• L’animation n’a jamais été aussi riche que cette année comme l’a prouvé Linda fait du poulet !, le film qui a reçu le Grand prix d’Annecy.
  • Des professionnels, présents au Festival d’Annecy, donnent leurs explications pour ces changements.
  • Guillermo Del Toro, Jennifer Lee, Peter Sohn et Eric Goldberg ont confié leur sentiment sur cette évolution à 20 Minutes.

Et si l’animation connaissait un nouvel âge d’or ? La question circulait de bouche à oreille de festivalier après la victoire de Linda veut du poulet ! de Chiara Malta et Sébastien Laudenbach, film poétique à l’esthétique aussi unique que surprenante. « Il y avait longtemps que je n’avais pas connu une période aussi riche pour notre médium. L’imagination des créateurs semble s’être débridée », déclare Eric Goldberg à 20 Minutes. Coréalisateur de Pocahontas (1995) et créateur de personnages comme le Génie d’Aladdin 1992), ce grand monsieur de 68 ans en connaît un bout sur le dessin animé.

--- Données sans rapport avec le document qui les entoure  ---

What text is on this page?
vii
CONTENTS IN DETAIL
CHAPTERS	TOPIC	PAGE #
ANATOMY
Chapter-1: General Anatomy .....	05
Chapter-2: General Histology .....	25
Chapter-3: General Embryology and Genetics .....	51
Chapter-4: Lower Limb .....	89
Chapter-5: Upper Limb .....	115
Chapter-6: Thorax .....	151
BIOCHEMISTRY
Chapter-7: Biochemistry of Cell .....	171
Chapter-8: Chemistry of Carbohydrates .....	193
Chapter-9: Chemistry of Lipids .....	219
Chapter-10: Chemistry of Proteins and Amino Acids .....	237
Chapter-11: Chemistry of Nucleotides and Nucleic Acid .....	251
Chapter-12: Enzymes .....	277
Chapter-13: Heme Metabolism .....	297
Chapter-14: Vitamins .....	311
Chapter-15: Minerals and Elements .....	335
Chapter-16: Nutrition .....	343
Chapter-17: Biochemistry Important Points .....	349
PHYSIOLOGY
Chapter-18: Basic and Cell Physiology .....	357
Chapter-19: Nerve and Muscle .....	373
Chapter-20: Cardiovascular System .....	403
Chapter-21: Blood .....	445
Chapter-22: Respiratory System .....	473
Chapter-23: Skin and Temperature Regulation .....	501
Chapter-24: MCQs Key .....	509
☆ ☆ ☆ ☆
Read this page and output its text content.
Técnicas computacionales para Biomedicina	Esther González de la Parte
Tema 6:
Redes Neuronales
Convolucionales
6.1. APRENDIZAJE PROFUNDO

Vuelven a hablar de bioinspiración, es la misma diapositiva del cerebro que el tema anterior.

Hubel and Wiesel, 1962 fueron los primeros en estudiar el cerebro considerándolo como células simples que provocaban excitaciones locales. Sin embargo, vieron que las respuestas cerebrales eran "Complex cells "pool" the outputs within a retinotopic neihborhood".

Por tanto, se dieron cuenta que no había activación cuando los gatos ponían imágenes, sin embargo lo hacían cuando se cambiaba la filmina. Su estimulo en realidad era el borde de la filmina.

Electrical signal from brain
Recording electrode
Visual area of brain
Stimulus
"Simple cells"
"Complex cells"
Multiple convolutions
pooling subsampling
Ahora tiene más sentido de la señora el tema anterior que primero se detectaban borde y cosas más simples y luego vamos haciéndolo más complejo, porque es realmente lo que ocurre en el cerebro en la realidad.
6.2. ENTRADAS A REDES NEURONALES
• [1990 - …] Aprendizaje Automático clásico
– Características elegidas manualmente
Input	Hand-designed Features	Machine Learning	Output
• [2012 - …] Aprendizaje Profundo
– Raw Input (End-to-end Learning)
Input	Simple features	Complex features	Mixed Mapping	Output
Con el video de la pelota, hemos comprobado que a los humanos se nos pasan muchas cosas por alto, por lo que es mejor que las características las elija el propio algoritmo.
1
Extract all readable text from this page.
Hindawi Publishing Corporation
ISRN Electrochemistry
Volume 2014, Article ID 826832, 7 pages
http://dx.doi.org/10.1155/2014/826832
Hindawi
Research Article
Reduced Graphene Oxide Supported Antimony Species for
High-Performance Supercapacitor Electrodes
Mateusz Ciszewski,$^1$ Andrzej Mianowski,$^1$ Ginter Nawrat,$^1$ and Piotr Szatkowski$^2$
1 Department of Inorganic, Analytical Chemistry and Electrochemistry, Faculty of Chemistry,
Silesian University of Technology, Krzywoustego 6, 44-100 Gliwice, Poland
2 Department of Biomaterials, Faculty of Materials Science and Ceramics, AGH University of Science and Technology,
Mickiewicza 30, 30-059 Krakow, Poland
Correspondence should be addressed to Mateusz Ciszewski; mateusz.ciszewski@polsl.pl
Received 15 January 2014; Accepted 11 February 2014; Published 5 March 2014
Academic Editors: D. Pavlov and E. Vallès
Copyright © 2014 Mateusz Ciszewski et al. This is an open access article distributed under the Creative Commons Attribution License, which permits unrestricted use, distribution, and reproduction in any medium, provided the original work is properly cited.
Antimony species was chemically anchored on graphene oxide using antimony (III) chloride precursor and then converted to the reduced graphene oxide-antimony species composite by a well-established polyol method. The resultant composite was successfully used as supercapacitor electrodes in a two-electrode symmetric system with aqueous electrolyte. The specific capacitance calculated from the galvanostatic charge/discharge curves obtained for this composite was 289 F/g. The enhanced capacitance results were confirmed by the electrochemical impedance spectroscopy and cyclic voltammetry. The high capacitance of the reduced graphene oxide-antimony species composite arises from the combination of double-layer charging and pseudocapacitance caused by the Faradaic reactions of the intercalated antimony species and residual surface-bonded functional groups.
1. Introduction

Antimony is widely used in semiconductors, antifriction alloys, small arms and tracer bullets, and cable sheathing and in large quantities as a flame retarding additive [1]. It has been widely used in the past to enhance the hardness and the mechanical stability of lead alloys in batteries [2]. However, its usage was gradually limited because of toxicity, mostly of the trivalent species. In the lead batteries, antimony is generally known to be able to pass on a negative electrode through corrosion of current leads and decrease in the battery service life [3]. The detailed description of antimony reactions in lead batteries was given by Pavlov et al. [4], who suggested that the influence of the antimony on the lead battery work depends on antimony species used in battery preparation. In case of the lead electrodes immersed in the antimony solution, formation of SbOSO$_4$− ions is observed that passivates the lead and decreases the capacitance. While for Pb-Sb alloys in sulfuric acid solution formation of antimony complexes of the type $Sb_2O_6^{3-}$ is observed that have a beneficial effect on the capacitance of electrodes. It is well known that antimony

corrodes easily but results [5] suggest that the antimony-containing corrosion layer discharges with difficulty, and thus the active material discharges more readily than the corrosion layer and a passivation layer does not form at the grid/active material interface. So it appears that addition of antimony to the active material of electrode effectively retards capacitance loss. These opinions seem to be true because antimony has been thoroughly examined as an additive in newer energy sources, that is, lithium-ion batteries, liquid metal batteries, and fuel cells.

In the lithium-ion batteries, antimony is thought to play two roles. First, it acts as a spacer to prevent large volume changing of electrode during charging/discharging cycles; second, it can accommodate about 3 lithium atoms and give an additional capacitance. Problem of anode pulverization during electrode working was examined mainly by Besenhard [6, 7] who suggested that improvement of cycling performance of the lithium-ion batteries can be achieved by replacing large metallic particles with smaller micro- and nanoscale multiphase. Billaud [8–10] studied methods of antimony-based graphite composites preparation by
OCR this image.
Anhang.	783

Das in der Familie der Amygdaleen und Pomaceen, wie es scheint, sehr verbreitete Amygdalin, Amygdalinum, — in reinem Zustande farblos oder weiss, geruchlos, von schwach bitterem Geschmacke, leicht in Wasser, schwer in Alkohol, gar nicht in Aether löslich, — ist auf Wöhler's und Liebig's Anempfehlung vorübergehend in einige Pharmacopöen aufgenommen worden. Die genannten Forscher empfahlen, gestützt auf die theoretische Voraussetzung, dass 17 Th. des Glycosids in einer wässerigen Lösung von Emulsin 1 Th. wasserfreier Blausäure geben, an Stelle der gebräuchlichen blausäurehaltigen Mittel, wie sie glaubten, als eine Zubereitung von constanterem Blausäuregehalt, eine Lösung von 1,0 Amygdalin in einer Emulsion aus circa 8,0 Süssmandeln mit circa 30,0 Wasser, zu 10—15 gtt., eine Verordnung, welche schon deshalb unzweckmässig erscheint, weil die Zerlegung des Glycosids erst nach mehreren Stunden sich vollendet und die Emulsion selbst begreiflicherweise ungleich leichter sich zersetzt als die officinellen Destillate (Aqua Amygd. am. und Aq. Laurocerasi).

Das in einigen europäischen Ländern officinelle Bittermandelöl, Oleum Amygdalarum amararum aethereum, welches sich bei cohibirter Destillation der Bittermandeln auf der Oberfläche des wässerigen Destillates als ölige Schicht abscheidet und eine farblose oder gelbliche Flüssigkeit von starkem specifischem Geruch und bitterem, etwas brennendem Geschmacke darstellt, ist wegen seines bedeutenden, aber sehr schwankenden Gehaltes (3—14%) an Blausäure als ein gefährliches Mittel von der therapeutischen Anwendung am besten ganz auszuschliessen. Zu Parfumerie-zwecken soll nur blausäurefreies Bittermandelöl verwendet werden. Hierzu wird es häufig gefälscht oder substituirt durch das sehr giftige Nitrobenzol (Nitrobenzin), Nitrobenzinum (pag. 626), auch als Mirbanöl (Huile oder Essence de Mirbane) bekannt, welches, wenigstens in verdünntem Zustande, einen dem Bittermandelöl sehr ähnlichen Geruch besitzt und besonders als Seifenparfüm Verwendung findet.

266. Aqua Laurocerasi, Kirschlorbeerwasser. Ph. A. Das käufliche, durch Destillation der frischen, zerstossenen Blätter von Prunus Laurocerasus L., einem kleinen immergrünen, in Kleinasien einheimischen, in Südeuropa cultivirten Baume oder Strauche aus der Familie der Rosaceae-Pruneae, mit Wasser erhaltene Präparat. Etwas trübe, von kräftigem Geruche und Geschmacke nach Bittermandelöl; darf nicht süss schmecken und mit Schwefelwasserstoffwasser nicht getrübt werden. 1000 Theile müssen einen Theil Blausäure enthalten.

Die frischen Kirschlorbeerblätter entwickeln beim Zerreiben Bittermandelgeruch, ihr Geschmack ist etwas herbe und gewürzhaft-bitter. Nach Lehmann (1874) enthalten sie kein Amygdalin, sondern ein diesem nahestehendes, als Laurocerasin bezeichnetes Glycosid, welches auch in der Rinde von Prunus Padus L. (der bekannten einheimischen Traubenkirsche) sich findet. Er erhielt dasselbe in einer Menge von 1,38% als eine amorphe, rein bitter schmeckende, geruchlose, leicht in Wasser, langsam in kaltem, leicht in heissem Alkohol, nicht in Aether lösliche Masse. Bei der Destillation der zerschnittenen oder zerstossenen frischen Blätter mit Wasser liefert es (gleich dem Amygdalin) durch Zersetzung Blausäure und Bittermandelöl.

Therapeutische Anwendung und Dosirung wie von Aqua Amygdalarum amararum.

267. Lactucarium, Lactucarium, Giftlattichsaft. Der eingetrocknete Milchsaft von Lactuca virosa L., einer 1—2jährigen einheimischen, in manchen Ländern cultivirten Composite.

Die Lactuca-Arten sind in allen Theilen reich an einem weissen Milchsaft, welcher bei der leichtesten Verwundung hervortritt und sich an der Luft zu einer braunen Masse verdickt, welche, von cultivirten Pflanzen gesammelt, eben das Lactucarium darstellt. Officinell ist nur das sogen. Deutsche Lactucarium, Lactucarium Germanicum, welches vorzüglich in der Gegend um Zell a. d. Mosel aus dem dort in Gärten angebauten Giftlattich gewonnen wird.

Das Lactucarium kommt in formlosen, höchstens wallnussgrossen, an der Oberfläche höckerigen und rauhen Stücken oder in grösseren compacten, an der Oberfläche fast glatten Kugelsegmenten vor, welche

Cette opinion est largement illustrée par la compétition où les films les plus « grand public comme Elémentaire des studios Pixar côtoyaient des œuvres plus matures et réalisées en toute indépendance comme Adam change lentement du québecois Joël Vaudreuil. « L’intérêt de l’animation est que cela permet d’être plus libre que les prises de vues réelles, » déclare ce dernier. Une lapalissade ? Pas vraiment ! Car la liberté n’est plus que l’apanage de productions confidentielles mais aussi celui des grands studios américains.

Une question de choix

« La pandémie de Covid a changé la donne, précise Guillermo Del Toro. Les gens ont commencé à regarder de l’animation sur Internet et sur les plateformes ce qui leur a permis de découvrir d’autres esthétiques et des contenus plus adultes. » Son Pinocchio oscarisé cette année n’est pas non plus pour rien dans cette évolution. « La concurrence oblige les studios à se bouger, ajoute-t-il. Le temps où les films animés n’étaient réservés qu’aux enfants est révolu. Eux aussi ont acquis, souvent très jeunes, le goût de l’animation de qualité et le sens de la comparaison. D’autant plus qu’il y a de plus en plus de choix, » déclare Walt Dorhn, réalisateur des Trolls.

Le confinement et le développement de logiciels gratuits et intuitifs leur ont donné l’occasion de mettre la main à la pâte. C’est un artiste de 14 ans, Preston Mutanga, qui a réalisé la séquence en Lego d’Accross The Spider-verse après que le studio Sony a repéré l’une de ses vidéos qui avait fait plus de 800 000 vues.

Un avenir très animé

« Le tournant a été Spider-Man New Generation, explique Jeff Rowe, réalisateur des Tortues Ninja Teenage Years et des Mitchell contre les machines. Le succès de ce film très inventif a fait comprendre aux studios que le public avait envie de choses nouvelles tant du point de vue narratif que graphique. Les gens en avaient assez des dessins en 3D uniformisés trop lisses et trop léchés ». Même son de cloche chez Yuzuru Tachikawa, réalisateur de Détective Conan : Le Sous-Marin noir et Blue Giant qui seront bientôt distribués en France. « Le public ne croit plus que l’animation se fait en appuyant sur un bouton après avoir enregistré des dessins dans son ordinateur. Le fait que de plus en plus de gens essayent de se lancer les rend plus éduqués et donc plus réceptifs à des choses nouvelles. »

Alors qu’attendre pour l’avenir ? « Le monde change, précise Jennifer Lee, directrice artistique de Disney Animation. Il est normal de suivre son évolution et de permettre à tout le monde d’être représenté. » Annecy a, cette année encore, constitué une belle vitrine pour cette diversité de forme et de fond. « Les films atypiques comme le nôtre sont toujours difficiles à financer, insiste Sébastien Laudenbach, coréalisateur de Linda veut du poulet !, mais les spectateurs semblent prêts à les apprécier. » Artistes et public ne peuvent que sortir gagnants de cette évolution.